Parallel evolution describes a process where two or more distinct species, which have a common ancestor, evolve similar traits independently while occupying similar ecological niches. This happens because they are subjected to similar environmental pressures. The key aspect is that they start from a similar ancestral point and evolve in a parallel direction, rather than converging from very different starting points.
2. What are some key examples of parallel evolution in animals?
A classic example of parallel evolution is seen between placental mammals and Australian marsupials. After the continents separated, these two groups evolved independently but developed remarkably similar forms to fill corresponding ecological roles. For instance, the placental wolf and the marsupial Tasmanian wolf (thylacine) both evolved to be large, dog-like predators. Another example includes the parallel development of long, grinding teeth in extinct browsing horses and paleotheres, which both adapted to a diet of tough vegetation.
3. How is parallel evolution different from convergent evolution?
The primary difference lies in the ancestry of the species involved.
- In parallel evolution, two species with a relatively recent common ancestor evolve similar traits independently. They follow similar evolutionary paths because they share an underlying genetic potential.
- In convergent evolution, two species with a very distant or unrelated common ancestor evolve similar traits independently. For example, the wings of a bird and the wings of an insect are for flight, but their last common ancestor did not have wings.
4. What environmental conditions or drivers cause parallel evolution to occur?

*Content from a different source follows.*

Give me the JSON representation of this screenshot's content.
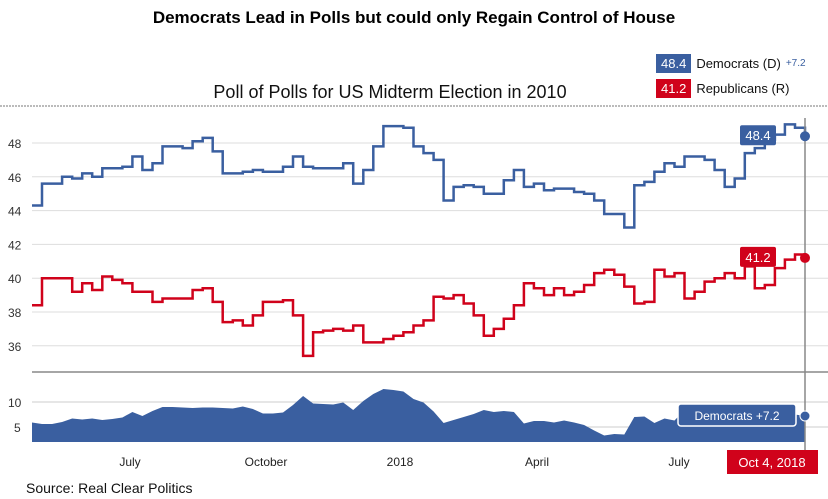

Parallel evolution is primarily driven by similar selective pressures acting on species that share a common genetic background. Key drivers include:
- Similar Ecological Niches: When species occupy environments with comparable food sources, predators, and climate, they face the same challenges, promoting similar adaptations.

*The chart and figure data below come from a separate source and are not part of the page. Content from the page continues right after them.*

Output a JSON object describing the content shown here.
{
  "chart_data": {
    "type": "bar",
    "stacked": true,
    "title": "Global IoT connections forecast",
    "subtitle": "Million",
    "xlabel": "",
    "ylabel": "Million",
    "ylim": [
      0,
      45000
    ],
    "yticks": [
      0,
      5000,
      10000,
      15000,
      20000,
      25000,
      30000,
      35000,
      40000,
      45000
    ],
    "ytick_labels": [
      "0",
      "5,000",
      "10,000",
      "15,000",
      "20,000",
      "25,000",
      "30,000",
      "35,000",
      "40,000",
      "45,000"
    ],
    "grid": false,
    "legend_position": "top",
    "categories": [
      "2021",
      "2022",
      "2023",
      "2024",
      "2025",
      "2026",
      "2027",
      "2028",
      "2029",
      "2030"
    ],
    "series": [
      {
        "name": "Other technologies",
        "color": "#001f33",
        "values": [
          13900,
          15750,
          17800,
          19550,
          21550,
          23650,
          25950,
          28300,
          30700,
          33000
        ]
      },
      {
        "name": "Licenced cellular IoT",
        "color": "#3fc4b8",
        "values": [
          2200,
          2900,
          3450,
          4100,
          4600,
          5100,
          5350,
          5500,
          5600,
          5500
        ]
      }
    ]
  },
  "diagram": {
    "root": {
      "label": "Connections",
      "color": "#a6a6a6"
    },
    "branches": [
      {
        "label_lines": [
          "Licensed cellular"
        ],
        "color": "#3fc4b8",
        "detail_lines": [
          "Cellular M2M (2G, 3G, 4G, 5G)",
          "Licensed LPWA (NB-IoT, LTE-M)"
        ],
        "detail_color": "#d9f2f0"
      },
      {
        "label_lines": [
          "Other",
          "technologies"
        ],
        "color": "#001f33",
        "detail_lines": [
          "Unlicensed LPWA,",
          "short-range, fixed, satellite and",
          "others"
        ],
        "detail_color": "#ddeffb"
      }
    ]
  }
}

- Shared Developmental Pathways: Since the species share a common ancestor, their genetic toolkit for development is already similar. This makes it more likely for natural selection to favour mutations in the same genes, leading to parallel outcomes.
5. Why is studying parallel evolution important for understanding biology?

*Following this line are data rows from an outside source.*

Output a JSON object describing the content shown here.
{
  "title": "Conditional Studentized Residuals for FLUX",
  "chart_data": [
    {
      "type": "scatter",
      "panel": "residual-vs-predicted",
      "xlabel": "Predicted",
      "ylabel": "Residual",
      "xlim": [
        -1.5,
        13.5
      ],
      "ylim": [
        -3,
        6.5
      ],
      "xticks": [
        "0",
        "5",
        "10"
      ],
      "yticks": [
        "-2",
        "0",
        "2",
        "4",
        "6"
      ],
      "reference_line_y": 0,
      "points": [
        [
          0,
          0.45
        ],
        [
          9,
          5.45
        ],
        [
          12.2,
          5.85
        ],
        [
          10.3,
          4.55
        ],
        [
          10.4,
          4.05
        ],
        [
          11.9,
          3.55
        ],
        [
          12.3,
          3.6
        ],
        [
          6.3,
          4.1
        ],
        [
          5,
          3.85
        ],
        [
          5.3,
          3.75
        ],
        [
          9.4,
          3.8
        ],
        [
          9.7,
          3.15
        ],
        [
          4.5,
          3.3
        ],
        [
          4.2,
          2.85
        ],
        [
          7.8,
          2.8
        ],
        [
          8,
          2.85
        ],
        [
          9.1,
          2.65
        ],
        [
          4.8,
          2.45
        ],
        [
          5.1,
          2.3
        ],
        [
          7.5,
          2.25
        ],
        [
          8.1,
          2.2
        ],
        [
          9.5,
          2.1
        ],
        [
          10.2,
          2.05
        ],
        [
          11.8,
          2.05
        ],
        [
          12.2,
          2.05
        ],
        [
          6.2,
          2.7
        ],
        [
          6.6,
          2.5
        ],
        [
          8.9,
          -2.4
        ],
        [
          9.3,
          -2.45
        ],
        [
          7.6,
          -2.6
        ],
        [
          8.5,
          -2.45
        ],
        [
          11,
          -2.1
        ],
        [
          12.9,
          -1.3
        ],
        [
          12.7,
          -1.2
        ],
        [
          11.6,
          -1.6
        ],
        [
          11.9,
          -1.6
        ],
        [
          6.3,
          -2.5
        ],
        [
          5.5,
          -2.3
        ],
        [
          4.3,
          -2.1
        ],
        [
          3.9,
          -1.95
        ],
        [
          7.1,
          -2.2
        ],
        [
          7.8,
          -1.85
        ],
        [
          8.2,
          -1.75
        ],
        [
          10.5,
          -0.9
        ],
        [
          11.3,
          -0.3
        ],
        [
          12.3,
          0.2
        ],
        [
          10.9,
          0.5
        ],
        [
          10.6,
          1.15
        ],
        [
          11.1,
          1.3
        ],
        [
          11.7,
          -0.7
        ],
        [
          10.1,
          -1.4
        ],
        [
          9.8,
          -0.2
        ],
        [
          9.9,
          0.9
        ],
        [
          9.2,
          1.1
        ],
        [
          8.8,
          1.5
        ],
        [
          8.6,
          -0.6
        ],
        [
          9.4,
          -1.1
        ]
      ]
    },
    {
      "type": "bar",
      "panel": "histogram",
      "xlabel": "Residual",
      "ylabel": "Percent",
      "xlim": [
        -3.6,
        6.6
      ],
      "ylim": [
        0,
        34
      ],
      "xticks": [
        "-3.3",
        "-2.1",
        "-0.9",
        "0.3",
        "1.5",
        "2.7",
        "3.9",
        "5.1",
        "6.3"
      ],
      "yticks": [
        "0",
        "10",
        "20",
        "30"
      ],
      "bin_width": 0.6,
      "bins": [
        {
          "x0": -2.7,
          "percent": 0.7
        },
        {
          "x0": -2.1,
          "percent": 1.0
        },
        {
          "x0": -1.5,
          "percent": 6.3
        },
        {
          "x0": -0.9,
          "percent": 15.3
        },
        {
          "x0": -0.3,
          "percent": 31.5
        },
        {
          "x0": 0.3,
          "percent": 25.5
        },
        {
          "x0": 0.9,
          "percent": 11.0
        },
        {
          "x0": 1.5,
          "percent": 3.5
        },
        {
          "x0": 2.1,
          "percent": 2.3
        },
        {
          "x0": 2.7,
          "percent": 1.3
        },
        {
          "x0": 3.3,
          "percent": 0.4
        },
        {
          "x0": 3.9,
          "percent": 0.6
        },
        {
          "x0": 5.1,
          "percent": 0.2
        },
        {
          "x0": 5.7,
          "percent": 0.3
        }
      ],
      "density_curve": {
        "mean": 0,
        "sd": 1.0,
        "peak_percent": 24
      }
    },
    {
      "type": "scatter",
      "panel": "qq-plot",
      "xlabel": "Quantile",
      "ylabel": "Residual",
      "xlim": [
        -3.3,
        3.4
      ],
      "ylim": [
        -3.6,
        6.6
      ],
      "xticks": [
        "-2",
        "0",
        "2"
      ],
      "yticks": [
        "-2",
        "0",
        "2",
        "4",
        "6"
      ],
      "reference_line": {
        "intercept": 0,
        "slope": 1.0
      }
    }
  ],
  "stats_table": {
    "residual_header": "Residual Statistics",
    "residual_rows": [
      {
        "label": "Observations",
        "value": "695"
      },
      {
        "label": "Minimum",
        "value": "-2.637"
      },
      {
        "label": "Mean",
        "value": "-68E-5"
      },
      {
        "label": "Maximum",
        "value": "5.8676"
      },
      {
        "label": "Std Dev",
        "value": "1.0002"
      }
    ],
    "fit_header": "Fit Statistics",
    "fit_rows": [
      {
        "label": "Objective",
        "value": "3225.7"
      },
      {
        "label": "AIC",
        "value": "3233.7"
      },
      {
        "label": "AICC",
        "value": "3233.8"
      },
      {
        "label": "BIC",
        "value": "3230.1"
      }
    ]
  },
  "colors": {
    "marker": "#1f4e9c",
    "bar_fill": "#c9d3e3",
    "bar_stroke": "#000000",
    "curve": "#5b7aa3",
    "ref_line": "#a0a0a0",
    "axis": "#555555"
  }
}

Studying parallel evolution is crucial because it provides strong evidence for the role of natural selection in shaping life. It demonstrates that evolution is not entirely random but can be predictable to some extent when environmental conditions are known. It shows that certain evolutionary pathways are more likely to occur than others, suggesting that the potential to develop complex traits can be inherent in a lineage's genetic makeup, waiting for the right environmental trigger.
6. How can parallel evolution create challenges in classifying organisms?
Parallel evolution can 'trick' biologists by making two distantly related species appear much more closely related than they are. Because they develop highly similar physical traits (phenotypes), early classification systems based solely on morphology might incorrectly group them together. To avoid this, modern biologists use molecular and genetic analysis (like DNA sequencing) to determine the true evolutionary relationships (phylogeny), which can reveal that the similarities are a product of parallel evolution, not a recent shared ancestry.